The picture has been more positive in India, where a capital investment upswing continues to be well entrenched and commodity demand has been robust. The Indian economy has maintained healthy momentum after the general election, particularly in relation to demand linked to the steel sector.

Over the long term, the outlook for our key commodities remains positive. We continue to expect that population growth, urbanisation, rising living standards, and the infrastructure required for decarbonisation and electrification will drive demand for steel, non-ferrous metals such as copper, and fertilisers.

For the review and outlook relating to our individual commodities please refer to the relevant segment sections from page 7.

Costs and inflation

The negative impact of inflation on our cost base continues to recede, but some elements remain a concern. Non-energy raw material costs have largely normalised and returned to regular cyclical variations. Wage growth in Chile has broadly returned to long-run averages, while Australian wage growth peaked in H1 FY24. Electricity costs in Australia have been volatile in H2 FY24 due to weather-related factors.

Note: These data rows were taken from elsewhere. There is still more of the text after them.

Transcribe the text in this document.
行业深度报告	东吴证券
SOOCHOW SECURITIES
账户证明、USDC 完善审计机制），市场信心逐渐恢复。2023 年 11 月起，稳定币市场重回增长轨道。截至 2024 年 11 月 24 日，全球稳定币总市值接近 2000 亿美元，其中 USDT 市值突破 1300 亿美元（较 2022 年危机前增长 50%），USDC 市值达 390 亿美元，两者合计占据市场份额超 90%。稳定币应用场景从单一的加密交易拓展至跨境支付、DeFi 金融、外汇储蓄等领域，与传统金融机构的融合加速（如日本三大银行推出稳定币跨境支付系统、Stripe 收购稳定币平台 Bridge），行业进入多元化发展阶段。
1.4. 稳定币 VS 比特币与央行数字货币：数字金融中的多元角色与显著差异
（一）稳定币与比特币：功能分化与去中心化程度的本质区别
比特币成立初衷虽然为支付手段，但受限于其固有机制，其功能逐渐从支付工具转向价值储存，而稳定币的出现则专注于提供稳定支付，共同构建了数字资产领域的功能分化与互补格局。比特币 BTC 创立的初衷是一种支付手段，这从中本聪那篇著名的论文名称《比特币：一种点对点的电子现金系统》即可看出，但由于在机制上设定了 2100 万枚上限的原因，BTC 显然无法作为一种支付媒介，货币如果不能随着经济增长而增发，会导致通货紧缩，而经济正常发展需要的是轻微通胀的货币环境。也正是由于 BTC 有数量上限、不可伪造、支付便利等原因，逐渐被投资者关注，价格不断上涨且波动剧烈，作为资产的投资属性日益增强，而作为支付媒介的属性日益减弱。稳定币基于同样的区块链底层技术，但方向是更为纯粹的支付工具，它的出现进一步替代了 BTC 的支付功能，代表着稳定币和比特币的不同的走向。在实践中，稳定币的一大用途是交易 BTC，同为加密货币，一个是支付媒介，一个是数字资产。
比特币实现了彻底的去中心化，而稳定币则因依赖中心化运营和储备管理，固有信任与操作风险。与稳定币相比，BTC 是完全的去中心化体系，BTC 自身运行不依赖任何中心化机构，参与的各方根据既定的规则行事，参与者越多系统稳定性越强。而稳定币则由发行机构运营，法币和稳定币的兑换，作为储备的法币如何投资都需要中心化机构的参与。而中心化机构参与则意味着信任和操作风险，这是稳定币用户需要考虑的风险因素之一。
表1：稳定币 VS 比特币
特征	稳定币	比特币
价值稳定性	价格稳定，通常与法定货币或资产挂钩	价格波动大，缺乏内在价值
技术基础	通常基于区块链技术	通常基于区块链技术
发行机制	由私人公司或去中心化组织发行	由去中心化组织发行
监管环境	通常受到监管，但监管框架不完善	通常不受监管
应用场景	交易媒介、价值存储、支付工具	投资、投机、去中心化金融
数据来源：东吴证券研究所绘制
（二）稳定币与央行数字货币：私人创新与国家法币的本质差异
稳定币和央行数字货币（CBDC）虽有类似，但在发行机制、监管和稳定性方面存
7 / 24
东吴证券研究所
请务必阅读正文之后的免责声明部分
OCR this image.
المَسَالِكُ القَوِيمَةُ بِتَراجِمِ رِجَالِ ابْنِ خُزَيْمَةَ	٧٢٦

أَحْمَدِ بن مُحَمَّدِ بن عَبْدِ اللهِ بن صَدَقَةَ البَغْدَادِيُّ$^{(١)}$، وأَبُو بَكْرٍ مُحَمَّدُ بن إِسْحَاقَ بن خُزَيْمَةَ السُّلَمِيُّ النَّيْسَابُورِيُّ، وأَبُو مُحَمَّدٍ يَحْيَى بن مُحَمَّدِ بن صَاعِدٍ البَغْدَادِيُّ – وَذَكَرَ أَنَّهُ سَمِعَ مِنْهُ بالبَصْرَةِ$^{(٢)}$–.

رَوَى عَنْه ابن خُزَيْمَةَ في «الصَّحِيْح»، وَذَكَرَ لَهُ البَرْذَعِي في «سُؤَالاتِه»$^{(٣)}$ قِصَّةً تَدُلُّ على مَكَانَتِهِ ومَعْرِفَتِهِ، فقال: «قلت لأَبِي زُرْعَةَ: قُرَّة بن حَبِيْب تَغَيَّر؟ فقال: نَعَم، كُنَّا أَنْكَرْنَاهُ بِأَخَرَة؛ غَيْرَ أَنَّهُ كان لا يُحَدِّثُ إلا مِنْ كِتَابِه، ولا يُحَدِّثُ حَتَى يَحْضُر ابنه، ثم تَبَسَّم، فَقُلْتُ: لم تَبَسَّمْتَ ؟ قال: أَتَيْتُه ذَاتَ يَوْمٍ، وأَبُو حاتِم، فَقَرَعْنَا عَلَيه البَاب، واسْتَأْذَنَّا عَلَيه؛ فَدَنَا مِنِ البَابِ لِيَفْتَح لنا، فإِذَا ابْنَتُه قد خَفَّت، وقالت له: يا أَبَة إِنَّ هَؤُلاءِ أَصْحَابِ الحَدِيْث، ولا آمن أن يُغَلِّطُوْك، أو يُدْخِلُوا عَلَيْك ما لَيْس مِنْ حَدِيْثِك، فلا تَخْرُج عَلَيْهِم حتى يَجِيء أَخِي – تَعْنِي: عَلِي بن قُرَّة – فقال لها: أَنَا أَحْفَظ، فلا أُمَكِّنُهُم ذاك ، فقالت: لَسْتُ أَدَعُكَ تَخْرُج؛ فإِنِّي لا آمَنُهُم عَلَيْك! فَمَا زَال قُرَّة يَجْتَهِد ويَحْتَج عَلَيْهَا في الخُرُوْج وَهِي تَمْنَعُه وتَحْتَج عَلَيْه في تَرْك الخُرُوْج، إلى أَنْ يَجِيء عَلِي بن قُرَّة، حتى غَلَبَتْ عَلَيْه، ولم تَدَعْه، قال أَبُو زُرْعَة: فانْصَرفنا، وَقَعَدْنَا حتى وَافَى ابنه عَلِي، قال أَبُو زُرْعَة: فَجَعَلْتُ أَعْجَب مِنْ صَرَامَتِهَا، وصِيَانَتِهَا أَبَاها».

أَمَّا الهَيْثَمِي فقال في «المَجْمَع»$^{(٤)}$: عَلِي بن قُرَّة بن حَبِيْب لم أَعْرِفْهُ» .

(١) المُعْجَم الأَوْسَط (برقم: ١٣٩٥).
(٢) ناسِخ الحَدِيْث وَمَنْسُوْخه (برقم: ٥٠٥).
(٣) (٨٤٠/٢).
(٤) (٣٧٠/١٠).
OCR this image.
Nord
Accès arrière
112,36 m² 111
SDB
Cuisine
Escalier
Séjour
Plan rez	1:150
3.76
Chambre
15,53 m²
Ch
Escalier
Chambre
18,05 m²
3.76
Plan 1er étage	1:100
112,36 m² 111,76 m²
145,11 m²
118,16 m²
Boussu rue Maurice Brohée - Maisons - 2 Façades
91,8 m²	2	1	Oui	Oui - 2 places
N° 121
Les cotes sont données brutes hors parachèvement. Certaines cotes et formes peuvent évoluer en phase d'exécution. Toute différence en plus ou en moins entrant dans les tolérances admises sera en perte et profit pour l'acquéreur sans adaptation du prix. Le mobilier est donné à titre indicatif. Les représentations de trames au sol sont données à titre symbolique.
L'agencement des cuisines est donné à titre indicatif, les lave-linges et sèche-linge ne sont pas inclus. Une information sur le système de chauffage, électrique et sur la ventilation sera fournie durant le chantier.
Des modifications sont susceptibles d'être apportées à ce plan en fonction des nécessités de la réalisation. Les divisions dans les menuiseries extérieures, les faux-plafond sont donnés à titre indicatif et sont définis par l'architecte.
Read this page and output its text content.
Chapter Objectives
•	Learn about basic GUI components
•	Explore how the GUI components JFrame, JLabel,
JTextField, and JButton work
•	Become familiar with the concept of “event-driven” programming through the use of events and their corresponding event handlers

We continue to expect the lagged effect of inflation to flow into FY25. The labour market remains a core inflationary concern, although we believe that we are now past the peak and conditions should continue to ease. However, regulatory changes underway in Australia will add to our labour costs and reduce the international competitiveness of the Australian economy.

Overall, the cost of mining production continues to be higher than it was prior to the pandemic. This implies that price support is also higher and low-cost operators stand to capture potentially higher relative margins in certain commodities.